Aber ich kenne noch nicht ganz alle Abläufe auswendig, tappe ein wenig im Dunkeln, verliere Energie, kämpfe mich aber durch und steige immer höher und höher. Zu meinem Erstaunen erreiche ich den allerletzten Teil der Seillänge, wo sich die Crux (der schwierigste Teil) befindet, und bin nur wenige Meter vom Stand entfernt. Ich ruhe mich so gut es geht aus, schüttle meine vor Müdigkeit geschwollenen Arme, atme tief durch, um meinen Herzschlag zu beruhigen – der die Traviata spielt – während ich mir die mir noch bevorstehenden Züge vorstelle. Dann geht es los und ich mache mich an die letzten Meter: die Griffe kneifen, das Knie gegen die Säule klemmen, um die Arme zu entlasten, das linke Bein im Dropknee, das letzte Expressset einhängen, die Arme noch einmal schütteln, atmen, den Körper bis zu einem Zweifingerloch hochziehen, den Fuss nachziehen, zuklemmen und… Sturz. Ich sage dem Stand vor mir gute Nacht und stürze quasi Nase voraus wieder runter. So kurz vor dem Ziel höre ich erneut, wie sich die gleiche kleine Stimme in meinem Kopf einschleicht, die mir sagt, dass ich es nicht schaffen kann, dass ich zu schwach bin. Erschöpft, aber entschlossen wie nie zuvor und überzeugt, dass das Erreichen des Ziels eng mit der unerschütterlichen Einstellung verbunden ist, dass es möglich ist, steige ich wieder zum Anfang der Länge hinab, um einen neuen Versuch zu starten. Da ich nichts mehr zu verlieren habe, klettere ich viel flüssiger und schneller bis zum letzten Abschnitt. Ich glaube bis zum Schluss daran, aber erschöpft stürze ich an der gleichen Stelle ab. Diesmal habe ich nicht mehr die Kraft, noch etwas anderes zu versuchen, aber ich beende den Tag mit einem breiten Lächeln und bin zufrieden, dass ich alles versucht habe.

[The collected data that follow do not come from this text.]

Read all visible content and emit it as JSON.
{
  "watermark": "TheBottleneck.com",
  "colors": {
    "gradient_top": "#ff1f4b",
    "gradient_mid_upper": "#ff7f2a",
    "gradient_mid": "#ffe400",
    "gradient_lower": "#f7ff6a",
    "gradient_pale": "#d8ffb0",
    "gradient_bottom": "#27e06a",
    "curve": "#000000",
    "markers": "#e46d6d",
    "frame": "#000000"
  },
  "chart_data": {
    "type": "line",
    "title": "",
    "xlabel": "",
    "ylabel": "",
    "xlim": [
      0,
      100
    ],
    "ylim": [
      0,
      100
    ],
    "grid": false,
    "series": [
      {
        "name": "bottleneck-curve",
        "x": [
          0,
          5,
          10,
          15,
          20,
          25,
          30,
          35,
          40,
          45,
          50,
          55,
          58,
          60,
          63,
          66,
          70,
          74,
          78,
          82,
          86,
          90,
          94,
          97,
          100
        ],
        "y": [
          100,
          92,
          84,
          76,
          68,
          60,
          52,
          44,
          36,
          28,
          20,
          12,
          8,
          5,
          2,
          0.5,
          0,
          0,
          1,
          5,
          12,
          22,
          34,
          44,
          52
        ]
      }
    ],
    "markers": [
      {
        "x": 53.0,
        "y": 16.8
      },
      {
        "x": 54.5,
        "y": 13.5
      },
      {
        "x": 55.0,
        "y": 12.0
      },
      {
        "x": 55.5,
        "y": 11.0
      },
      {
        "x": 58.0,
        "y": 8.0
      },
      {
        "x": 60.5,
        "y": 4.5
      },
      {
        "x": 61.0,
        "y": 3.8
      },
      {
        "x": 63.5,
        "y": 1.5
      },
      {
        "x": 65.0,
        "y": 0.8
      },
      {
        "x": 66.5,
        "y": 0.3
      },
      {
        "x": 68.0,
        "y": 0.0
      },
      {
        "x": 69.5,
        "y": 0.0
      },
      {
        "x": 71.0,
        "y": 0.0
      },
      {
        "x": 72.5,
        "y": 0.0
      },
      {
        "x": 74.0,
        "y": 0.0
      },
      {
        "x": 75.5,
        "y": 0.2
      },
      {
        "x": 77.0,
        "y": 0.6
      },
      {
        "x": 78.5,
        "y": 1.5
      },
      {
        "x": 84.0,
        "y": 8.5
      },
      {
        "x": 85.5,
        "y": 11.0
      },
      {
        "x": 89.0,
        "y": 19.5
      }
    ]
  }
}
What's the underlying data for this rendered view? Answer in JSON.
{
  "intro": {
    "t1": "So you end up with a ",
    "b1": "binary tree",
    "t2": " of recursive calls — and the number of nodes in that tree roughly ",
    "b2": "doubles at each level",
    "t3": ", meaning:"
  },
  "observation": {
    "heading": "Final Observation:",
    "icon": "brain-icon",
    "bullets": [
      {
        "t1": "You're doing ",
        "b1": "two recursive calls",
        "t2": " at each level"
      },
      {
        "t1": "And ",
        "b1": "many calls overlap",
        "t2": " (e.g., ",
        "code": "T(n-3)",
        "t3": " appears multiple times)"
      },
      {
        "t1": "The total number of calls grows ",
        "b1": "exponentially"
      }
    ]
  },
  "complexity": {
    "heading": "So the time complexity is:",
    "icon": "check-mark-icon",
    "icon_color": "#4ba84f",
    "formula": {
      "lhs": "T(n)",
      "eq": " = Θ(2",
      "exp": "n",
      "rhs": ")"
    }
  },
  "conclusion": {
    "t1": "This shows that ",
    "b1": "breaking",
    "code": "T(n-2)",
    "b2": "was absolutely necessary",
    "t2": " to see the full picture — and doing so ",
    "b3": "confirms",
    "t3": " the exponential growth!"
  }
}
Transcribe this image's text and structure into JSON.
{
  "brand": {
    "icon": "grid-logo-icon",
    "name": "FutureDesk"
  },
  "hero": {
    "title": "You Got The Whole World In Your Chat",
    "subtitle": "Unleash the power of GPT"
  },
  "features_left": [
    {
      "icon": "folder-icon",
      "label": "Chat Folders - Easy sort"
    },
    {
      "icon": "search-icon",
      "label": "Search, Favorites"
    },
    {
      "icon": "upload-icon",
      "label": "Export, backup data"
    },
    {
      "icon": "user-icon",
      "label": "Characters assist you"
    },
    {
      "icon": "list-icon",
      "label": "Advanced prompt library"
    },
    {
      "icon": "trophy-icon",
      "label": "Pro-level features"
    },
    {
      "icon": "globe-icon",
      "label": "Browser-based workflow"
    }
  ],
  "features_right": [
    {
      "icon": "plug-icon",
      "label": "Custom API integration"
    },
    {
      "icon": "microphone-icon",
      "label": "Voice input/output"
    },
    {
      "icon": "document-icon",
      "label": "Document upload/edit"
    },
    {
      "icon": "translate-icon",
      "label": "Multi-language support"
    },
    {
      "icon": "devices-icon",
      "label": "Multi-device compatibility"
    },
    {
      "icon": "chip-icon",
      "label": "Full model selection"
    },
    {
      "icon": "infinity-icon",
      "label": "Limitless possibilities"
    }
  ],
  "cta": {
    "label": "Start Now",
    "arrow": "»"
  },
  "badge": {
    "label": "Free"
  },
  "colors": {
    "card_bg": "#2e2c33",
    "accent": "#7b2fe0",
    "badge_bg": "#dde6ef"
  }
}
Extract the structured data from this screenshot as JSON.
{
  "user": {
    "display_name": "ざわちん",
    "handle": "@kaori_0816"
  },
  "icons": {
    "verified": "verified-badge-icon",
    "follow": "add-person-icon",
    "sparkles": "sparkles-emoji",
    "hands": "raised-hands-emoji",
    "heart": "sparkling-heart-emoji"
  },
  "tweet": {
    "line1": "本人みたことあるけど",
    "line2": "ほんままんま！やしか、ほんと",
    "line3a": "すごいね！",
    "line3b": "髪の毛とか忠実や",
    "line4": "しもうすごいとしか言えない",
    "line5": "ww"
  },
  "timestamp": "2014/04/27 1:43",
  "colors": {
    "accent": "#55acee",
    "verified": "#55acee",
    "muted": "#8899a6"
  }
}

Da wir nur noch wenige Tage bis zur Abreise hatten, legten wir vor dem nächsten Versuch einen Ruhetag ein. Jim und ich schaffen es beide, die ersten beiden Seillängen zu klettern (nach meinen Durchstiegen bin ich an jeder Seillänge abgestiegen, um ihn zu sichern, damit er im Vorstieg klettert, und bin an einem statischen Seil mit einer Handsteigklemme wieder aufgestiegen), es bleiben « nur » noch die 8b und die letzte 8a. Und schliesslich drehe ich dieser Route in einem vertikalen Kampf den Hals um und erreiche den Gral, nach dem jeder Kletterer strebt: das Gefühl, das Unmögliche geschafft zu haben! Jim schliesslich, ebenfalls sehr nahe am Ziel, stürzt im letzten harten Zug der 8b. Sein Fortschritt und seine Entschlossenheit haben mich jedoch immer wieder überrascht und sind an sich schon eine Leistung!

Dieses Abenteuer mit seinem Seil- und Lebensgefährten zu erleben, mit ihm den Druck, die Müdigkeit, die Schwierigkeiten, die Enttäuschung, wenn er gefallen ist, aber auch die Aufregung, die gegenseitige Unterstützung, das Lachen und die Momente der Freude nach jeder erfolgreichen Seillänge zu teilen, haben diesen Durchstieg zu einem unglaublichen Erlebnis gemacht, das mir noch lange in Erinnerung bleiben wird!